Un po’ l’avevano messo in conto, ma poi hanno visto i ricorsi alla Corte costituzionale e preso atto che sulle riforme si continua a giocare la partita della vita. Uno scontro tra centro e periferia con in mezzo gare di appalto, progetti, investimenti. I ministeri incaricati di regolamentare le procedure di impatto ambientale si sono visti sbarrare il passo da Lombardia, Sardegna e Valle d’Aosta.
Tutte e tre hanno impugnato la legge di riforma della Via sostenendo che intacca e limita i poteri loro e quelli delle Province autonome. La legge (una riforma di ciò che già c’era) è stata pubblicata il 6 luglio sulla Gazzetta Ufficiale. È costata tempo e polemiche, sebbene si trattasse di un recepimento della direttiva europea 2014/52/UE. I segnali di un fronte antiriforma, comunque, si erano avuti nella Conferenza Stato-Regioni.
Ma il governo è andato avanti per accelerare le migliaia di autorizzazioni in corso. Basti pensare a quelle sulle perforazioni, sull’Ilva, sull’ampliamento di siti esistenti, sul nucleare e così via. Davvero le prerogative degli enti territoriali sono state massacrate? Lo dirà la Corte Costituzionale. Il punto, evidentemente, è anche politico e risente di spinte autonomiste.
A Milano si sostiene che nel recepimento della normativa europea lo Stato ha toccato competenze che la Costituzione individua, invece, come potestà regionale. Negli anni questa autonomia ha prodotto, però, regole valide nei singoli ambiti, oggetto di liti, ritardi e blocco di cantieri. Non è stato facile per imprese ed investitori districarsi tra norme nazionali, regionali e regolamenti derivati.

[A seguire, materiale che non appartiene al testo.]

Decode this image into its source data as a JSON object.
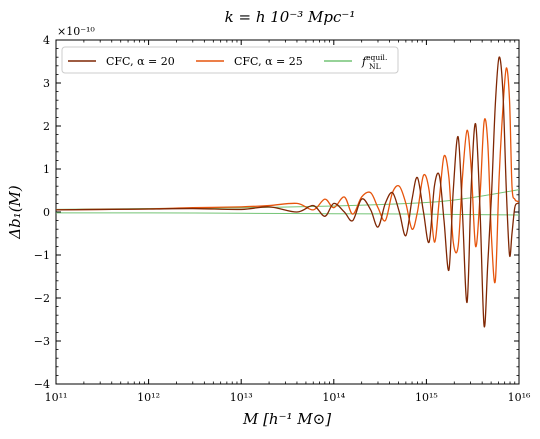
{
  "chart_data": {
    "type": "line",
    "title": "k = h 10⁻³ Mpc⁻¹",
    "xlabel": "M [h⁻¹ M⊙]",
    "ylabel": "Δb₁(M)",
    "y_scale_factor": "×10⁻¹⁰",
    "xscale": "log",
    "xlim": [
      100000000000.0,
      1e+16
    ],
    "ylim": [
      -4,
      4
    ],
    "x_ticks": [
      {
        "value": 100000000000.0,
        "label": "10¹¹"
      },
      {
        "value": 1000000000000.0,
        "label": "10¹²"
      },
      {
        "value": 10000000000000.0,
        "label": "10¹³"
      },
      {
        "value": 100000000000000.0,
        "label": "10¹⁴"
      },
      {
        "value": 1000000000000000.0,
        "label": "10¹⁵"
      },
      {
        "value": 1e+16,
        "label": "10¹⁶"
      }
    ],
    "y_ticks": [
      {
        "value": 4,
        "label": "4"
      },
      {
        "value": 3,
        "label": "3"
      },
      {
        "value": 2,
        "label": "2"
      },
      {
        "value": 1,
        "label": "1"
      },
      {
        "value": 0,
        "label": "0"
      },
      {
        "value": -1,
        "label": "−1"
      },
      {
        "value": -2,
        "label": "−2"
      },
      {
        "value": -3,
        "label": "−3"
      },
      {
        "value": -4,
        "label": "−4"
      }
    ],
    "legend_position": "top-left",
    "grid": false,
    "series": [
      {
        "name": "CFC, α = 20",
        "color": "#7f2704",
        "x": [
          100000000000.0,
          300000000000.0,
          1000000000000.0,
          3000000000000.0,
          10000000000000.0,
          20000000000000.0,
          40000000000000.0,
          60000000000000.0,
          80000000000000.0,
          100000000000000.0,
          130000000000000.0,
          160000000000000.0,
          200000000000000.0,
          250000000000000.0,
          300000000000000.0,
          360000000000000.0,
          430000000000000.0,
          510000000000000.0,
          600000000000000.0,
          700000000000000.0,
          800000000000000.0,
          930000000000000.0,
          1070000000000000.0,
          1220000000000000.0,
          1380000000000000.0,
          1550000000000000.0,
          1750000000000000.0,
          1950000000000000.0,
          2200000000000000.0,
          2450000000000000.0,
          2750000000000000.0,
          3050000000000000.0,
          3400000000000000.0,
          3800000000000000.0,
          4200000000000000.0,
          4600000000000000.0,
          5050000000000000.0,
          5550000000000000.0,
          6100000000000000.0,
          6700000000000000.0,
          7300000000000000.0,
          7900000000000000.0,
          8400000000000000.0,
          9000000000000000.0,
          9600000000000000.0,
          1e+16
        ],
        "y": [
          0.05,
          0.06,
          0.07,
          0.08,
          0.06,
          0.12,
          0.0,
          0.15,
          -0.1,
          0.2,
          0.0,
          -0.2,
          0.3,
          0.05,
          -0.35,
          0.2,
          0.45,
          0.0,
          -0.55,
          0.3,
          0.8,
          0.0,
          -0.7,
          0.6,
          0.85,
          -0.2,
          -1.35,
          0.5,
          1.75,
          0.0,
          -2.1,
          0.6,
          2.05,
          0.0,
          -2.65,
          -1.2,
          0.4,
          2.5,
          3.6,
          2.8,
          0.5,
          -1.0,
          -0.5,
          0.1,
          0.2,
          0.2
        ]
      },
      {
        "name": "CFC, α = 25",
        "color": "#e6550d",
        "x": [
          100000000000.0,
          300000000000.0,
          1000000000000.0,
          3000000000000.0,
          10000000000000.0,
          20000000000000.0,
          40000000000000.0,
          60000000000000.0,
          80000000000000.0,
          100000000000000.0,
          130000000000000.0,
          160000000000000.0,
          200000000000000.0,
          250000000000000.0,
          300000000000000.0,
          360000000000000.0,
          430000000000000.0,
          510000000000000.0,
          600000000000000.0,
          700000000000000.0,
          800000000000000.0,
          930000000000000.0,
          1070000000000000.0,
          1220000000000000.0,
          1380000000000000.0,
          1550000000000000.0,
          1750000000000000.0,
          1950000000000000.0,
          2200000000000000.0,
          2450000000000000.0,
          2750000000000000.0,
          3050000000000000.0,
          3400000000000000.0,
          3800000000000000.0,
          4200000000000000.0,
          4600000000000000.0,
          5050000000000000.0,
          5550000000000000.0,
          6100000000000000.0,
          6700000000000000.0,
          7300000000000000.0,
          7900000000000000.0,
          8400000000000000.0,
          9000000000000000.0,
          9600000000000000.0,
          1e+16
        ],
        "y": [
          0.05,
          0.06,
          0.07,
          0.1,
          0.12,
          0.15,
          0.2,
          0.05,
          0.3,
          0.1,
          0.35,
          -0.05,
          0.35,
          0.45,
          0.1,
          -0.2,
          0.45,
          0.6,
          0.2,
          -0.4,
          0.0,
          0.85,
          0.5,
          -0.7,
          0.3,
          1.3,
          0.8,
          -0.7,
          -0.8,
          0.8,
          1.9,
          1.0,
          -0.8,
          0.4,
          2.1,
          1.6,
          -0.6,
          -1.6,
          0.8,
          2.4,
          3.35,
          2.6,
          0.6,
          0.3,
          0.25,
          0.25
        ]
      },
      {
        "name": "f_NL^equil.",
        "color": "#74c476",
        "x": [
          100000000000.0,
          1000000000000.0,
          10000000000000.0,
          100000000000000.0,
          1000000000000000.0,
          3000000000000000.0,
          1e+16
        ],
        "y": [
          0.06,
          0.08,
          0.1,
          0.14,
          0.22,
          0.33,
          0.52
        ]
      },
      {
        "name": "",
        "color": "#74c476",
        "x": [
          100000000000.0,
          1000000000000.0,
          10000000000000.0,
          100000000000000.0,
          1000000000000000.0,
          1e+16
        ],
        "y": [
          -0.02,
          -0.02,
          -0.03,
          -0.04,
          -0.05,
          -0.07
        ]
      }
    ]
  }
}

La legge di luglio riguarda l’insieme dei procedimenti articolati in Vas (valutazione ambientale strategica), Aia (autorizzazione integrata ambientale), Via (valutazione di impatto ambientale) specifica. Nei ricorsi alla Corte si contesta persino il mancato coinvolgimento nella determinazione dei costi amministrativi delle autorizzazioni e l’introduzione di disparità tra procedimenti di competenza statale e regionale.
Nella sostanza lo scontro è su undici norme, ritenute incostituzionali sulle quali i Governatori avevano presentato emendamenti poi non accettati dal governo. L’Italia ha bisogno di snellire le procedure, se non altro in virtù di principi comunitari. Al contrario la rivendicazione di autonomia territoriale rimette a figure ed organismi lontani da Roma la responsabilità di decisioni strategiche. Il timore che tutto è accentrato si accompagna alla rapidità dei procedimenti.
Forse le nuove regole andavano concertate meglio e fare a meno di opposizioni legali che congelano iniziative necessarie allo sviluppo del Paese. Anche a sfruttare questo periodo in cui l’economia è in ripresa. Deve far riflettere che i giudici dovranno pronunciarsi anche su valutazioni ambientali già avviate in loco e che ora faranno capo ai ministeri e al governo centrale. Che fine fa il principio della vicinanza del territorio ai cittadini, si chiede la Regione Lombardia?
Con la legge di luglio alle Regioni- dice una nota, è rimasto l’esercizio delle funzioni amministrative, potendo intervenire solo su aspetti meramente operativi. Dal Trentino, arriva la contestazione sulla “franchigia” di 120 giorni per adeguare le regole locali a quelle nazionali. Non sarà facile uscire da questo stallo, mentre l’Ue ha già in campo le sue norme.